I agree with you though, I find it absolutely disgusting and the state of their room has been a sore point between me and them, and me and DP, for years. Normally I go in to collect dirty laundry and DP goes in to hoover. When challenged and made to clean up something particularly gross, they each deny it, blame the other, then sulk.

They’re generally very nice girls but the bedroom issue is absolutely abhorrent.

OP posts:
Ponderingwindow · 30/03/2026 15:01

They should each get a room. If they aren’t in residence, the rooms can be used by guests.

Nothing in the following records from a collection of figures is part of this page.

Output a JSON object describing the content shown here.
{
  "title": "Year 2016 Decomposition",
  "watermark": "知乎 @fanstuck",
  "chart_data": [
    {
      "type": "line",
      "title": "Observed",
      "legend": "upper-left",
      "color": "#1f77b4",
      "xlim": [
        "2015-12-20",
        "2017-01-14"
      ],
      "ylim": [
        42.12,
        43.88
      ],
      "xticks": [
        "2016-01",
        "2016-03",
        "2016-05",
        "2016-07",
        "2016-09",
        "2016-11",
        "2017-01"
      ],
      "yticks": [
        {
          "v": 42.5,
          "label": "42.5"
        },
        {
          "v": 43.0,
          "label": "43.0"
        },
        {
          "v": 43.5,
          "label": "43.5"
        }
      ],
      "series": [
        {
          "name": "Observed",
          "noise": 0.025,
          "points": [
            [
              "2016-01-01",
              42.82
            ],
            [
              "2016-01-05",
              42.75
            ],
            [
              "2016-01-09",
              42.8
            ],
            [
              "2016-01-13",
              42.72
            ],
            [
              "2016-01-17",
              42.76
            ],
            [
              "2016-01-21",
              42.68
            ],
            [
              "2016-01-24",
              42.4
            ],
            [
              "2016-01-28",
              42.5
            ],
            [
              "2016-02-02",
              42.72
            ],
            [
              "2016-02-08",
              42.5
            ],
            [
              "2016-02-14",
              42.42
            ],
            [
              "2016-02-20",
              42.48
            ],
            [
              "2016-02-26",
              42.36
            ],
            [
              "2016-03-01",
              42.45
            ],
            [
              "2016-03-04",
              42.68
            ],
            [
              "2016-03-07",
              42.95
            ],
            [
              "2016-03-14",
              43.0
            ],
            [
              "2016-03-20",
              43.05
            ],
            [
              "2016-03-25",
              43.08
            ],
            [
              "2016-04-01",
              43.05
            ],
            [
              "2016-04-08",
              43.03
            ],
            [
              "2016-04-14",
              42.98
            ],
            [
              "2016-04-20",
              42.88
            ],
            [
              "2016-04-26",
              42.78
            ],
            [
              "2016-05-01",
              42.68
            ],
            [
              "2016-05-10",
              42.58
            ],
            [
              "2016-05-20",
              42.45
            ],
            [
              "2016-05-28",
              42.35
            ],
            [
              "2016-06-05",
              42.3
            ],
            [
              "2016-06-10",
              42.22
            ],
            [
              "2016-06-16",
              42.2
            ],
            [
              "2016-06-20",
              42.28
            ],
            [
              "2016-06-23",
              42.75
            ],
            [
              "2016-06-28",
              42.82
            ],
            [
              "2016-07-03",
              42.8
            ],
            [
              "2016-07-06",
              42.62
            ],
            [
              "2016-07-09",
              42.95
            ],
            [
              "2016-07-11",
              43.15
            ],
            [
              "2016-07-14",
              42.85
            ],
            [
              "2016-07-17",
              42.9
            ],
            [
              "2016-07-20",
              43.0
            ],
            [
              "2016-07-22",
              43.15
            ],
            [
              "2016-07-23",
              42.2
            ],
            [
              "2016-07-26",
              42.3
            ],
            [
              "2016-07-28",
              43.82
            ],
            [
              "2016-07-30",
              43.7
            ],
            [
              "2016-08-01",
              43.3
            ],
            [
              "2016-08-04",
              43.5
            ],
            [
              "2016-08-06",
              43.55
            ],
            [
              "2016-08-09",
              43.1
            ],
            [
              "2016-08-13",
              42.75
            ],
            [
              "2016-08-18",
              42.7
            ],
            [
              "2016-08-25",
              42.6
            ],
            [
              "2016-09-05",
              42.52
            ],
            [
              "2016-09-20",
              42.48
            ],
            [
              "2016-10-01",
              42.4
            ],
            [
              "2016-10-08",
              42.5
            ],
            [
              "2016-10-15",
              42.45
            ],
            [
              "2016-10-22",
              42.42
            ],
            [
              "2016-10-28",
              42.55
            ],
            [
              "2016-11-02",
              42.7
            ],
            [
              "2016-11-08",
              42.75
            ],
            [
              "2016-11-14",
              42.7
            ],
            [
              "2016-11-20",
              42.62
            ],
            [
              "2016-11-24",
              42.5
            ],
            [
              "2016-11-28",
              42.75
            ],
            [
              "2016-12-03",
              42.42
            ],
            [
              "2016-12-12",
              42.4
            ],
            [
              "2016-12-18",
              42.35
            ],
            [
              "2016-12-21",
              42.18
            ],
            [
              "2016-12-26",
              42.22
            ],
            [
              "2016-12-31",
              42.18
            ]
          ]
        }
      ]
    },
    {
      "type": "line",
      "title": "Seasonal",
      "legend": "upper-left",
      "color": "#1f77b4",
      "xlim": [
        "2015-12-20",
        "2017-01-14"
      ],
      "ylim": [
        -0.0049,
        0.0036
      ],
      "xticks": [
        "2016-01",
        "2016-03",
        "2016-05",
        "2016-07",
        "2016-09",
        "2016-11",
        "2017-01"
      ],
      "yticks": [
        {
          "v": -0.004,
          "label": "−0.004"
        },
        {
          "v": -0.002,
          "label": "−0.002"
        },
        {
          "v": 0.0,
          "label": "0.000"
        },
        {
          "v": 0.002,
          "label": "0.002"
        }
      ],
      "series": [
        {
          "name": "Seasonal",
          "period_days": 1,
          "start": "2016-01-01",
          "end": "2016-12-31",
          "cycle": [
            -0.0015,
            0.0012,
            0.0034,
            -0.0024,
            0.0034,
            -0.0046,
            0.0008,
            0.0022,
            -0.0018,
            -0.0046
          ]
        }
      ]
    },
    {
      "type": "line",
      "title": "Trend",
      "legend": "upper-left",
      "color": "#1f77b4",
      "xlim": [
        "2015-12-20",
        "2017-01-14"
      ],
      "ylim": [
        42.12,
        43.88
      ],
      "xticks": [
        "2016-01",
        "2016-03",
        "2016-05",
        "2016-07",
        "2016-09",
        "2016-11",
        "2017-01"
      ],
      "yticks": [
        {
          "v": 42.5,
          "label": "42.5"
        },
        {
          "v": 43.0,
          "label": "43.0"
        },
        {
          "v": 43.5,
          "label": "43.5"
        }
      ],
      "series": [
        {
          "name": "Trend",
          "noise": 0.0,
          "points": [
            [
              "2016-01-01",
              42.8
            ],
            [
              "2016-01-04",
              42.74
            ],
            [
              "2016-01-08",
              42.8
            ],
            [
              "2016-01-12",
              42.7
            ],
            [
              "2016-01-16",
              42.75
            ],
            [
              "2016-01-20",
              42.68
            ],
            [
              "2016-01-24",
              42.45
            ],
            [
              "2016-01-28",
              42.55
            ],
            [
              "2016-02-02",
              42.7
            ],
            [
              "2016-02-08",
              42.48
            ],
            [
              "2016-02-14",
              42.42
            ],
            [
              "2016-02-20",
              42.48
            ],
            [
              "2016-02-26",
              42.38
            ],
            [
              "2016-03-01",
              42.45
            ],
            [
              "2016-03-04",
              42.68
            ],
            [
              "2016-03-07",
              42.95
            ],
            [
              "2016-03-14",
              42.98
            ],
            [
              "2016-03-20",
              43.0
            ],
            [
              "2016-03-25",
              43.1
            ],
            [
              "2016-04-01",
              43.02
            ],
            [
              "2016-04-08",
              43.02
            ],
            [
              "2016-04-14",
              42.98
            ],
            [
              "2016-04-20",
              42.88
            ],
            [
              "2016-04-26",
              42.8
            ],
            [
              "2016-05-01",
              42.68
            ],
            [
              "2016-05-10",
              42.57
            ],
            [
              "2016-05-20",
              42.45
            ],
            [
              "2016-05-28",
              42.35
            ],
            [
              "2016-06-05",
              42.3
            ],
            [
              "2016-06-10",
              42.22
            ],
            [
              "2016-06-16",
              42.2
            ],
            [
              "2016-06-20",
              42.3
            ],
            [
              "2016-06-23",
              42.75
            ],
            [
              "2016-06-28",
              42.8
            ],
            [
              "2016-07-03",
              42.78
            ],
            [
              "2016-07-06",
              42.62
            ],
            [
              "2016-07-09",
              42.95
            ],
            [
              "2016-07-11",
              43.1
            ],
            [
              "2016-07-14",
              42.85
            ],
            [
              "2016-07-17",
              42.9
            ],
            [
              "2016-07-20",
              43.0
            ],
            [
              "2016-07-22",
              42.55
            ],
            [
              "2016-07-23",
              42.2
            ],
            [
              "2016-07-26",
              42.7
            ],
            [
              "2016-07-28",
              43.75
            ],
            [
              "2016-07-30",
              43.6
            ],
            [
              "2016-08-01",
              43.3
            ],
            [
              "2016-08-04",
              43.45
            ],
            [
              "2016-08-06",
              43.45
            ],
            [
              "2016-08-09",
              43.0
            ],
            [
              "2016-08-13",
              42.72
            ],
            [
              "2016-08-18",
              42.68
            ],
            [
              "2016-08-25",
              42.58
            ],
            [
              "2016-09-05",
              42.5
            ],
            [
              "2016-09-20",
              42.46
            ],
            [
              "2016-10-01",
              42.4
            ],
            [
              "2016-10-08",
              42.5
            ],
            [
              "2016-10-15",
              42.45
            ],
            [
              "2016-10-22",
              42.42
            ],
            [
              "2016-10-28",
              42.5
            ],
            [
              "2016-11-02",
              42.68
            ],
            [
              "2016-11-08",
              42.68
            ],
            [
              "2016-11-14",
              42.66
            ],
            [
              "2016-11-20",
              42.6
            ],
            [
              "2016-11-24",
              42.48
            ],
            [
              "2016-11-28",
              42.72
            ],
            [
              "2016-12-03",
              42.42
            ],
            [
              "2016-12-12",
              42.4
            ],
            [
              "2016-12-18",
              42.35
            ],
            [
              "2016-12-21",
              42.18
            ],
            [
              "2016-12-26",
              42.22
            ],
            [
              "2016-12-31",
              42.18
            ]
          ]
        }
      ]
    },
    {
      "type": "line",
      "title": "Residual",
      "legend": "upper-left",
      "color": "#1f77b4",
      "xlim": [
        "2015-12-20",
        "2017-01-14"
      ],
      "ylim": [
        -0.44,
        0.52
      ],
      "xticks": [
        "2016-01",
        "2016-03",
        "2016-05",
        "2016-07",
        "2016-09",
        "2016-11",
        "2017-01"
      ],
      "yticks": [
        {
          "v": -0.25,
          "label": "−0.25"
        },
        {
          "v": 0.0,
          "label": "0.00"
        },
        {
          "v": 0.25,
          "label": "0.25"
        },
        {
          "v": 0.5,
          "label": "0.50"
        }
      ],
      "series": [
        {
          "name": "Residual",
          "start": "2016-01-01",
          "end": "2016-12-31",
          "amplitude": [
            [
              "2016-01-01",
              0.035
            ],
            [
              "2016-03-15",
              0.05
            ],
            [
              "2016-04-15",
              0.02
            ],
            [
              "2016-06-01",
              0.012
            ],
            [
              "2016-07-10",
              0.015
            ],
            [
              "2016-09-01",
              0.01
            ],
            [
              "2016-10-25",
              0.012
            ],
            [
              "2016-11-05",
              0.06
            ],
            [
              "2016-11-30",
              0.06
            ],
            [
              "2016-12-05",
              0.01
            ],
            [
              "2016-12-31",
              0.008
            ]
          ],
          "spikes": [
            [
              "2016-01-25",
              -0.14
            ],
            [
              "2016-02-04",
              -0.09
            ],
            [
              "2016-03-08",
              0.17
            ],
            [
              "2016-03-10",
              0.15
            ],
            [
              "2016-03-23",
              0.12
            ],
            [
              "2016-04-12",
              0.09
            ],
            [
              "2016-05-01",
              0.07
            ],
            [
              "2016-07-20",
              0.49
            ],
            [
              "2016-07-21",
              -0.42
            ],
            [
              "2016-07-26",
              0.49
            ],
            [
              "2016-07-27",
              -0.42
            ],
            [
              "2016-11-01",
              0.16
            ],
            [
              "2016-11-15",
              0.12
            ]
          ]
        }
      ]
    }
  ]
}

cleaning is an issue that can be addressed by their father. If you want a room a guest standard instead of child standard, that may mean some parent cleaning which is fair because the guests are not benefitting the child. The children should be expected to get the room to a normal
child standard only.

Secretsquirrelshh · 30/03/2026 15:01

Agree with other posters. It's share for now, and if you can keep it clean and tidy for 6 months, we can discuss a room each. Remind them an hour before they're due to leave, so they've got a window to clear up in (so it doesn't feel like you're tricking them.)

Also, highly recommend DP, not you, is responsible for clearing up their mess if it's left in a state.

GenieGenealogy · 30/03/2026 15:02

Nofeckingway · 30/03/2026 14:03

Do they have their own rooms with their mother ? You are perfectly entitled to say that you want one room spare for your frequent visitors . Nothing to with be stepkids . Normal for same sex kids to share especially twins . And a room that is not permanently occupied. Their hygiene is a completely different matter that needs to be addressed.

Every couple of months is not "frequent visitors".

Substance · 30/03/2026 15:02

Janey90 · 30/03/2026 14:56

But let's be honest, who would blame the OP for being less than enthusiastic about the situation? Having one room trashed is bad enough, let alone two? Particularly when I expect the OP is part-funding this.

Completely agree! OP is totally in the right to have the girls share a room and keep one room clear and usable to visitors and family!